WRC 2026 : plus de 300 entreprises présentent leurs applications, mais les choix technologiques restent incertains
Du 19 au 23 août 2026, la 11e édition du World Robot Conference (WRC 2026) s'est tenue dans le district de Yizhuang à Pékin, réunissant 373 entreprises chinoises et étrangères sur environ 50 000 mètres carrés répartis en quatre halls, selon les organisateurs. Plus de 3 000 produits étaient exposés, dont 311 lancements inédits, couvrant toute la chaîne de l'intelligence incarnée, des composants amont jusqu'aux applications finales. AI² Robotics a fait tourner son robot AlphaBot 2 en caisse de la boutique officielle tout en préparant cafés, glaces et cocktails à la demande. X-Square Robot a démontré des tâches ménagères autonomes et du tri de colis de formats variés. LimX Dynamics a exposé son humanoïde grandeur nature Oli aux côtés de ses modèles Luna et TRON 2, tandis qu'UBTECH a fait tourner en direct des démonstrations industrielles de chargement, déchargement et tri. JD.com n'a pas présenté un robot isolé mais un centre de réparation animé par sa propre équipe d'ingénieurs, avec un objectif d'extension à plus de 50 villes en trois ans. Juste avant l'événement, la startup américaine DynaRobotics a dévoilé Dyna-2, un modèle de fondation préentraîné, dit-elle, sur plus d'un million d'heures de vidéos à la première personne et affichant un comportement de scaling. Pendant le salon, Generalist a présenté GEN-1.5, crédité d'un apprentissage en contexte en une seule démonstration après huit mois de préentraînement, que certains ont qualifié de "moment GPT-3" de l'intelligence incarnée, une comparaison à prendre avec prudence tant qu'aucune évaluation indépendante n'est publiée.

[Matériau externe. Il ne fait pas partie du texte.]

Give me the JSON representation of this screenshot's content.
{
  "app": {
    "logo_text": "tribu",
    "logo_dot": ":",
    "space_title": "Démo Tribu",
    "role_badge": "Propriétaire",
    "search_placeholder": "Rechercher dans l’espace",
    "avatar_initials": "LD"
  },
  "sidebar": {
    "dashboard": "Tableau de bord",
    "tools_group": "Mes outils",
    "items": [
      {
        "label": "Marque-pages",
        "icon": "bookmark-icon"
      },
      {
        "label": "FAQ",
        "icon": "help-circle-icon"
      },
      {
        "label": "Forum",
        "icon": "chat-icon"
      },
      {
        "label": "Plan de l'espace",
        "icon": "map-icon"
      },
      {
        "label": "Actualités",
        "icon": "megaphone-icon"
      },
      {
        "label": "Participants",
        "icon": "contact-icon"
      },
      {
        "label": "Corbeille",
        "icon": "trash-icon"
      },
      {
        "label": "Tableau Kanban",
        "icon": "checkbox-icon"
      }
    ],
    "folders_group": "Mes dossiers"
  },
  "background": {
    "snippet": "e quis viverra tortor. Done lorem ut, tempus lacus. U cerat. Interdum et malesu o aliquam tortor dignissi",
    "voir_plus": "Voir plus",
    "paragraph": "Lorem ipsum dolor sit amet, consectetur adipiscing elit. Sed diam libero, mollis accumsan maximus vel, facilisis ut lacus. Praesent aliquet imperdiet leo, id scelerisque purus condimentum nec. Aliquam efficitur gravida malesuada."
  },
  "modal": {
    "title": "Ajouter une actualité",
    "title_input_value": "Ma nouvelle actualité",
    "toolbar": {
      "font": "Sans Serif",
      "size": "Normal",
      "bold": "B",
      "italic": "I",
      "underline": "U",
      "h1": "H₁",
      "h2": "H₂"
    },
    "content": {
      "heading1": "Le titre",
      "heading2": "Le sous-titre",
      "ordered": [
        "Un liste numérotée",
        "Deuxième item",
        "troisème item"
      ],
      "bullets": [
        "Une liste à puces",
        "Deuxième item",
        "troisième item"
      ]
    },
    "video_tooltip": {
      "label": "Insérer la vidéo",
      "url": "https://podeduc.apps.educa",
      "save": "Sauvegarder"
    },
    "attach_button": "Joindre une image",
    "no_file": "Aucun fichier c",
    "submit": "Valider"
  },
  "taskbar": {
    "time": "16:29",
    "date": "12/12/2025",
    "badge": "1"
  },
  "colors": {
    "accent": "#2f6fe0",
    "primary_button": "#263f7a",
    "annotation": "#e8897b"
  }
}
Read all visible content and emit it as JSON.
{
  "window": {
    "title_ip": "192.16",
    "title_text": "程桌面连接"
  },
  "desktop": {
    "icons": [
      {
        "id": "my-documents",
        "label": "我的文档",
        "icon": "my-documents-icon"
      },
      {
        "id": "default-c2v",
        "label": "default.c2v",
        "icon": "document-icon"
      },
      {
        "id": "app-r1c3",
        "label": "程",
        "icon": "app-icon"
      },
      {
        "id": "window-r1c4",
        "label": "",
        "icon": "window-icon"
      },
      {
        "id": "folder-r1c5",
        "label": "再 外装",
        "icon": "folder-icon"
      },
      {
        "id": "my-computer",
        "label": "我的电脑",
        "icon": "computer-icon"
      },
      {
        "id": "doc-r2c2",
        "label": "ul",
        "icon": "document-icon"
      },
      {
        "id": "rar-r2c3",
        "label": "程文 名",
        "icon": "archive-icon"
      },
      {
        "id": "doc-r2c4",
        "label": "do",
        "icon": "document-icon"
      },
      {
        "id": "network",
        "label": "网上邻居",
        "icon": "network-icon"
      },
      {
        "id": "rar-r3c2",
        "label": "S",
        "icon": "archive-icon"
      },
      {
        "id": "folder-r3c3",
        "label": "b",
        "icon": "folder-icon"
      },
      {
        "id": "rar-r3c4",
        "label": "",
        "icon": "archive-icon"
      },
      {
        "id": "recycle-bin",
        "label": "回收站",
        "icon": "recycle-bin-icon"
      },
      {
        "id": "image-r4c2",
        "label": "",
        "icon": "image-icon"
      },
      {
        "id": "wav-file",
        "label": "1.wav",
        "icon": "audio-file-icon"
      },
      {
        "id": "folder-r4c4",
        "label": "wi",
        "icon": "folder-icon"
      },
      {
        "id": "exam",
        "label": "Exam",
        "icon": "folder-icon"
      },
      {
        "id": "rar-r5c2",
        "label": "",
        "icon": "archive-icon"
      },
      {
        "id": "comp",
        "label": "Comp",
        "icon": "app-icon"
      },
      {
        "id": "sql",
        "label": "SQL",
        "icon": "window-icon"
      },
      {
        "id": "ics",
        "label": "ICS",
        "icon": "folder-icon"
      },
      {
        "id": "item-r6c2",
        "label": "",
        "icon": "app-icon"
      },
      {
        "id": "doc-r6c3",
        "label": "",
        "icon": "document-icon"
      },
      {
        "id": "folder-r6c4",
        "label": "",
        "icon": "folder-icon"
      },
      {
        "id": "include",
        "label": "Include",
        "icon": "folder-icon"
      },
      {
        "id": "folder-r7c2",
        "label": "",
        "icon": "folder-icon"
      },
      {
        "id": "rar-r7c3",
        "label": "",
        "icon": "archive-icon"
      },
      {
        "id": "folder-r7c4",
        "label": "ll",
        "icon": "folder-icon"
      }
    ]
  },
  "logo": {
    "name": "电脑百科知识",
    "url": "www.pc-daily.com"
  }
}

Le glissement du "montré" au "qui travaille réellement" est le signal le plus concret de cette édition: les stands faisaient tourner des tâches de bout en bout devant le public, un test que la plupart des démonstrations robotiques ne passent habituellement pas. Mais pour les intégrateurs et décideurs B2B, l'enseignement le plus utile vient des plus d'une dizaine de sessions à huis clos tenues en parallèle, où les professionnels ont constaté que la "divergence de trajectoires" domine toujours le secteur: les paradigmes de modèles, de données et d'entraînement pour les architectures vision-langage-action restent non stabilisés, contrairement à l'hypothèse d'une convergence rapide vers une pile technique dominante. Cette absence de consensus complique les choix d'achat et de partenariat des industriels, tenus de miser sur une technologie avant que le marché n'ait tranché, et illustre la tension propre aux acteurs chinois: suivre une frontière technique mouvante tout en accélérant leurs déploiements dans ce que plusieurs intervenants appellent "l'année de l'atterrissage" de la robotique incarnée.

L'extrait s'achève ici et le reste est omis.